Rule Suggestions¶

The Rule Suggestions module implements automated generation of validation rules by analyzing the statistical profile of a data source. This capability is designed to reduce the manual effort otherwise required to define comprehensive validation configurations, thereby ensuring that the resulting rules are empirically grounded in observed data characteristics.

Overview¶

Rule suggestion is operationalized as a profile-driven inference engine. The system examines column-level statistics—including null ratios, uniqueness measures, value distributions, and detected patterns—to propose validation rules with associated confidence scores. Generated rules are subsequently reviewed, adjusted, and selectively applied by the user to their respective data sources.

Rule Generation Workflow¶

Initiating Rule Generation¶

Navigate to the Profile page for a data source
Ensure that at least one profiling result exists (run Run Profile if necessary)
Click the Suggest Rules button in the page header
The Rule Suggestion dialog opens and automatically generates an initial set of rules using default parameters

Generation Settings¶

The Settings tab within the dialog provides fine-grained control over the generation process:

Parameter	Type	Description
Strictness	`low` / `medium` / `high`	Controls the threshold sensitivity for rule generation. Higher strictness produces more restrictive rules
Preset	`none` / predefined sets	Applies a predefined rule template optimized for specific use cases
Minimum Confidence	`0–100%`	Excludes rules whose confidence score falls below this threshold
Categories	Multi-select	Restricts generation to specific rule categories (schema, completeness, uniqueness, distribution, stats, pattern)

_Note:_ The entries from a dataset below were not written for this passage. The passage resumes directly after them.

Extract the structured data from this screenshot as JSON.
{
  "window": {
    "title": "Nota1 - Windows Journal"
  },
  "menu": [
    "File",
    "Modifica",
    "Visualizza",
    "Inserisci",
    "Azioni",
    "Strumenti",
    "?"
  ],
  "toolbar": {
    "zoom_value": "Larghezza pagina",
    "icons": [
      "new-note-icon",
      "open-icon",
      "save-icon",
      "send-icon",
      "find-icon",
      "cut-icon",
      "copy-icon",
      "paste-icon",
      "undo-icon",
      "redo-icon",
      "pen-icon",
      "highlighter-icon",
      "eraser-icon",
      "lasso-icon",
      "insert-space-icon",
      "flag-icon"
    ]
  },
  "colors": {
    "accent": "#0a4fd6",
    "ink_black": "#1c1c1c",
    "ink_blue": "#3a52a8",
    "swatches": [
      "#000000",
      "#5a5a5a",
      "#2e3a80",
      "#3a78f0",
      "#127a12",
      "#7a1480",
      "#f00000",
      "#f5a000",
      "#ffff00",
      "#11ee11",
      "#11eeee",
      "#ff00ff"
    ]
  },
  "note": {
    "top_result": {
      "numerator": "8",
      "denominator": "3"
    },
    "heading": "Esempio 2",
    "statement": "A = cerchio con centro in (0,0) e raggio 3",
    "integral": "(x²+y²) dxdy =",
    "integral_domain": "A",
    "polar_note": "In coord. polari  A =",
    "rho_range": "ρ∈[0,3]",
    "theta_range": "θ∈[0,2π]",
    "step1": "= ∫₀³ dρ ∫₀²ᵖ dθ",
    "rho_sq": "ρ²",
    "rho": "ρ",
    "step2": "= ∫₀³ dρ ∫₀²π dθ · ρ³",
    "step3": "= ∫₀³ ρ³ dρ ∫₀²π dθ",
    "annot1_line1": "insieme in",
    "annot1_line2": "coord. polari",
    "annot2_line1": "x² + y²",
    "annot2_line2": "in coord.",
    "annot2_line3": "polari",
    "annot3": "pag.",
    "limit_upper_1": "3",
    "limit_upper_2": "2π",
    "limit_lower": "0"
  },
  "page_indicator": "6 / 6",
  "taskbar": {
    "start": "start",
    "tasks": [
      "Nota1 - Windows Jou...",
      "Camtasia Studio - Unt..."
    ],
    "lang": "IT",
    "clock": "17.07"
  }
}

Upon adjustment of the settings, the Generate Rules button must be activated to regenerate the entire suggestion set with the updated parameters. It should be noted that each generation operation replaces the previous suggestion list in its entirety; rules are not incrementally appended.

API Endpoint¶

Method	Endpoint	Description
POST	`/sources/{id}/rules/suggest`	Generate rule suggestions based on the source's profile

Request body parameters correspond to the dialog settings:

{
  "strictness": "medium",
  "min_confidence": 0.5,
  "preset": "none",
  "include_categories": ["completeness", "uniqueness", "distribution"]
}

Suggestion Review and Selection¶

Suggestions Tab¶

Generated rules are presented as a filterable list within the Suggestions tab:

Element	Description
Validator Name	The specific validator to be applied (e.g., `null_check`, `range_check`)
Column	Target column for column-level rules
Category	Classification (completeness, uniqueness, distribution, schema, stats, pattern)
Confidence	Numerical score (0.0–1.0) indicating the statistical confidence of the suggestion
Reason	Human-readable explanation of why the rule was suggested

Automatic Pre-Selection¶

Upon generation, rules exhibiting a confidence score of 0.85 or higher are automatically selected for application. This behavior has been designed to streamline the review process by pre-selecting rules that demonstrate strong statistical support. Users may manually adjust the selection prior to application.

When no suggestions are present (e.g., prior to generation or during loading), the selection state is cleared and the Apply Rules button is rendered inactive.

Filtering and Search¶

The suggestion list supports the following filtering mechanisms:

Text search: Filtering is performed by validator name, column name, or reason text
Category filter: The visible list may be restricted to a specific rule category

Rule Application Procedure¶

Review and adjust the selection checkboxes in the Suggestions tab
Click Apply Rules (N) where N reflects the current selection count
The selected rules are submitted to the backend for persistent association with the data source
Applied rules are thereby incorporated into the source's active validation configuration

The Apply button is disabled when no rules have been selected (selectedIds.size === 0).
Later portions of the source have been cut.